Le site marche chez vous, pas chez les clients : c’est le motif d’appel le plus fréquent après « on ne sait pas si c’est piraté ». Vous êtes connecté, souvent en desktop, parfois derrière un CDN qui vous a mis en bypass, parfois sur une IP d’admin whitelistée par le payload. Le script est écrit pour ne pas vous déranger. Vous concluez « ça s’est arrangé ». Eux, non.

Quatre familles : cache (vous voyez hier soir), infection conditionnelle (mobile, Google, pays), alerte navigateur (liste noire que votre Chrome n’a pas encore, ou l’inverse), réseau (entreprise, DNS, antivirus). On les sépare par des tests, pas par intuition.

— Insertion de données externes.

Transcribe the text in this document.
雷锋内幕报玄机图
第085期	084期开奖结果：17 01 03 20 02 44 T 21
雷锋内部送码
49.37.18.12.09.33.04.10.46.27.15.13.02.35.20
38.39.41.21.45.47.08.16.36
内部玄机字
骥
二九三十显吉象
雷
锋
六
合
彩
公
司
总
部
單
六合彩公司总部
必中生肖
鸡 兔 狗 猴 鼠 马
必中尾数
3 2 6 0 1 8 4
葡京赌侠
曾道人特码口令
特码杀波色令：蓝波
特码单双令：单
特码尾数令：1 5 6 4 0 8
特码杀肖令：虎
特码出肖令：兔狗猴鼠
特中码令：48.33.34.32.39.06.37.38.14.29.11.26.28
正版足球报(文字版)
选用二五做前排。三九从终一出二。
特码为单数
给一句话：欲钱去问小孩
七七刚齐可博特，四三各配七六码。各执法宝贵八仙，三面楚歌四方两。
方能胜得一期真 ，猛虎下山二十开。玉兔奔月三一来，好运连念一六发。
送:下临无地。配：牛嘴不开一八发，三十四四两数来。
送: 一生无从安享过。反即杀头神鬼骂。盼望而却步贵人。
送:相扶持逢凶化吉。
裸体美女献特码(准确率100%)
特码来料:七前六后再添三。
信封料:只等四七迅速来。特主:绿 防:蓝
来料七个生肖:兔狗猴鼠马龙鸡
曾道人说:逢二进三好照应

Tant que vous n’avez pas reproduit le symptôme du client, ne « corrigez » pas au hasard. Vous allez casser le thème pour un problème de Safe Browsing, ou flush un cache qui était votre seule preuve. Captures d’abord, les leurs et les vôtres.

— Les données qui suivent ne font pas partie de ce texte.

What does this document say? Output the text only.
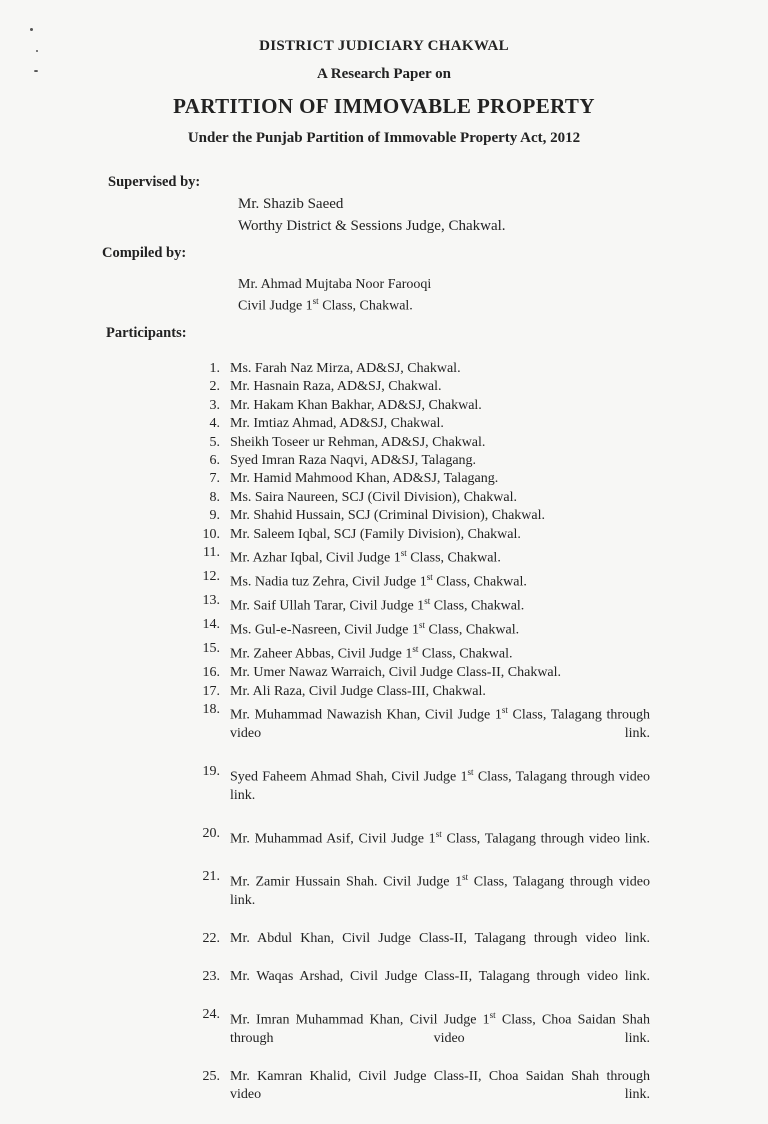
DISTRICT JUDICIARY CHAKWAL
A Research Paper on
PARTITION OF IMMOVABLE PROPERTY
Under the Punjab Partition of Immovable Property Act, 2012
Supervised by:
Mr. Shazib Saeed
Worthy District & Sessions Judge, Chakwal.
Compiled by:
Mr. Ahmad Mujtaba Noor Farooqi
Civil Judge 1st Class, Chakwal.
Participants:
1. Ms. Farah Naz Mirza, AD&SJ, Chakwal.
2. Mr. Hasnain Raza, AD&SJ, Chakwal.
3. Mr. Hakam Khan Bakhar, AD&SJ, Chakwal.
4. Mr. Imtiaz Ahmad, AD&SJ, Chakwal.
5. Sheikh Toseer ur Rehman, AD&SJ, Chakwal.
6. Syed Imran Raza Naqvi, AD&SJ, Talagang.
7. Mr. Hamid Mahmood Khan, AD&SJ, Talagang.
8. Ms. Saira Naureen, SCJ (Civil Division), Chakwal.
9. Mr. Shahid Hussain, SCJ (Criminal Division), Chakwal.
10. Mr. Saleem Iqbal, SCJ (Family Division), Chakwal.
11. Mr. Azhar Iqbal, Civil Judge 1st Class, Chakwal.
12. Ms. Nadia tuz Zehra, Civil Judge 1st Class, Chakwal.
13. Mr. Saif Ullah Tarar, Civil Judge 1st Class, Chakwal.
14. Ms. Gul-e-Nasreen, Civil Judge 1st Class, Chakwal.
15. Mr. Zaheer Abbas, Civil Judge 1st Class, Chakwal.
16. Mr. Umer Nawaz Warraich, Civil Judge Class-II, Chakwal.
17. Mr. Ali Raza, Civil Judge Class-III, Chakwal.
18. Mr. Muhammad Nawazish Khan, Civil Judge 1st Class, Talagang through video link.
19. Syed Faheem Ahmad Shah, Civil Judge 1st Class, Talagang through video link.
20. Mr. Muhammad Asif, Civil Judge 1st Class, Talagang through video link.
21. Mr. Zamir Hussain Shah. Civil Judge 1st Class, Talagang through video link.
22. Mr. Abdul Khan, Civil Judge Class-II, Talagang through video link.
23. Mr. Waqas Arshad, Civil Judge Class-II, Talagang through video link.
24. Mr. Imran Muhammad Khan, Civil Judge 1st Class, Choa Saidan Shah through video link.
25. Mr. Kamran Khalid, Civil Judge Class-II, Choa Saidan Shah through video link.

  • Privée desktop, même URL.
  • Téléphone 4G, pas le Wi-Fi du bureau.
  • Clic depuis `site:` ou un résultat Google.
  • Réseau hors entreprise (4G, autre box).
Si les quatre sont propres et qu’un seul client bloque : son antivirus / son historique / un faux mail. Demandez une capture avec l’URL. Ne formatez pas le serveur pour un PC.

Le cache qui vous sert la version propre

Plugin de cache, Cloudflare « development mode » oublié chez vous seulement, cookie `wordpress_logged_in` qui bypass le cache page. Vous voyez le HTML actuel (parfois déjà retouché). Le visiteur anonyme reçoit encore la home défigurée de 6 h, ou l’inverse — vous voyez le défacement, le cache leur sert encore l’ancienne home, ils ne comprennent pas votre panique.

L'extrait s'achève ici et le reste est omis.